THE "BIG BABIES'" RACE.

One wonders how the next contest originated. Can it be a garbled version of the mediaeval tournament? It may be briefly described as an indiscriminate mêlée — the combatants mounted on donkeys and armed with wet mops. As each knight is "unhorsed," he retires more or less gracefully (sometimes he has to be "persuaded" with his own mop); and the solitary survivor—the man remaining on his donkey to the last—is hailed as victor and prize-winner.

Than this there is no more popular contest. Each coster brings his own "moke," and wonderfully intelligent some of these animals are. The donkey on the right in the photo. is well known throughout the East-end as a marvel of intelligence. He is shapely and well groomed. He has already won several prizes at the donkey shows (most delightful of exhibitions), and at the word of command he will lie down, ring a bell, or fetch his master's pipe. All this, of course, after the hard day's work is done.

A COSTERS' TOURNAMENT.

The quick-dressing contest for boys is vastly diverting. A number of lads remove their hats, coats, waistcoats, and boots, and place these in one big heap in the middle of the ring. The heap is afterwards tossed and carefully mixed by the attendants; then the competitors retire to the judge's box, some little distance away. At a given signal they make a dash for the heap of clothes, and the one who dresses himself in his own clothes and reappears at the judge's box in the shortest time—that boy wins the prize, which is probably a brand-new suit of clothes.

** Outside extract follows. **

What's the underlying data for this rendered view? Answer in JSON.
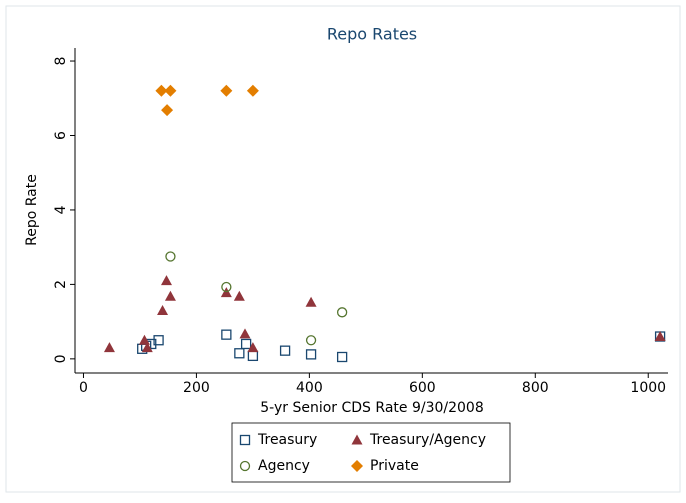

The scene is one of the wildest confusion. The boys put on each other's clothes, and only discover the mistake when too late. They wrangle and waste precious moments fighting over a tattered vest, or two right boots. You will see them delving at the big heap, and pitching aside their own garments in the great excitement of the moment. The contest becomes even more complicated when men and boys compete together. Then you may see the smallest of small boys hurrying towards the judge's box in a pair of navvy's boots and a huge coat trailing along behind. 'Twas all that was left for him, poor child, and he should put in some sort of appearance.

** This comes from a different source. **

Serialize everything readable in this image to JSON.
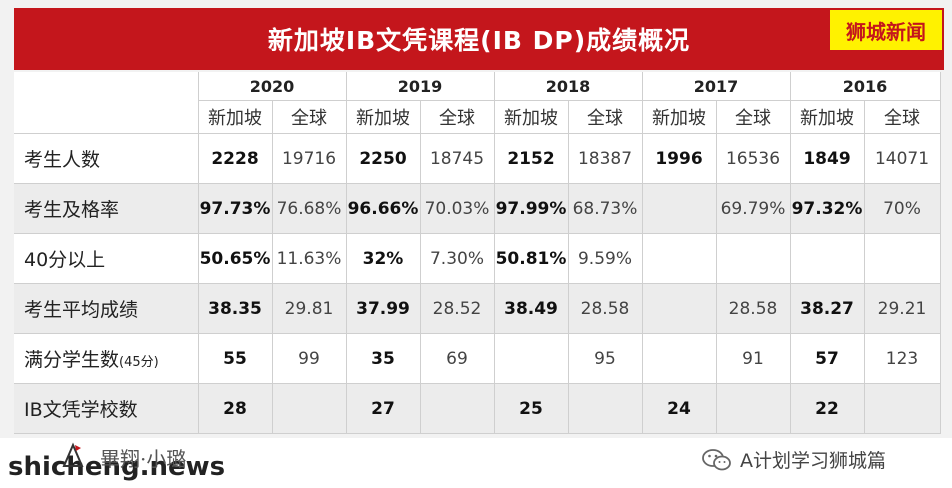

A QUICK DRESSING CONTEST FOR BOYS.

Eating matches are among the most popular of all. One is depicted in the accompanying photo. The starters in this extraordinary race stand in a row, hats or caps in hand. In these latter are placed identical quantities of dry arrowroot biscuit, each lot most carefully weighed. Not a crumb is to be wasted. This rule is enforced because tricky competitors have been known to crumble to dust the greater part of their biscuit, thus having to swallow, perhaps, less than half the task allowance. Each man is allowed a mug of water, lest he should choke. The champion biscuit-eater is, I am told, a Shadwell man, and he doesn't waste time in chewing the dry stuff, but just swallows whole lumps, leaving many of his fellow-competitors gasping, choking, and coughing, in the throes of mastication.

A DRY BISCUIT EATING MATCH.

There is another eating match.

Scalding hot suet dumplings, all of one weight, are placed before a number of lads, and the hands of the latter are tied behind their backs. The moment the signal is given, the young fellows bend to their work with all the zest of the Oxford eight. Possibly you wouldn't think this kind of contest admitted of any ingenuity? It does, however. This particular eating match was brought off on the stage at "Wonderland" before a crowded audience. I watched the winner of the first heat tackling his second dumpling. The others were blowing vigorously upon the steaming mass, but he was not. He just smote that scalding dumpling with his head— the corner of his forehead, to be exact—and flattened it out over the plate. Then his task was easy, for after the first upward rush of steam, the dumpling grew comparatively cool in a few seconds. And the other fellows wondered why they hadn't thought of the same thing.

EATING SCALDING DUMPLINGS AGAINST TIME.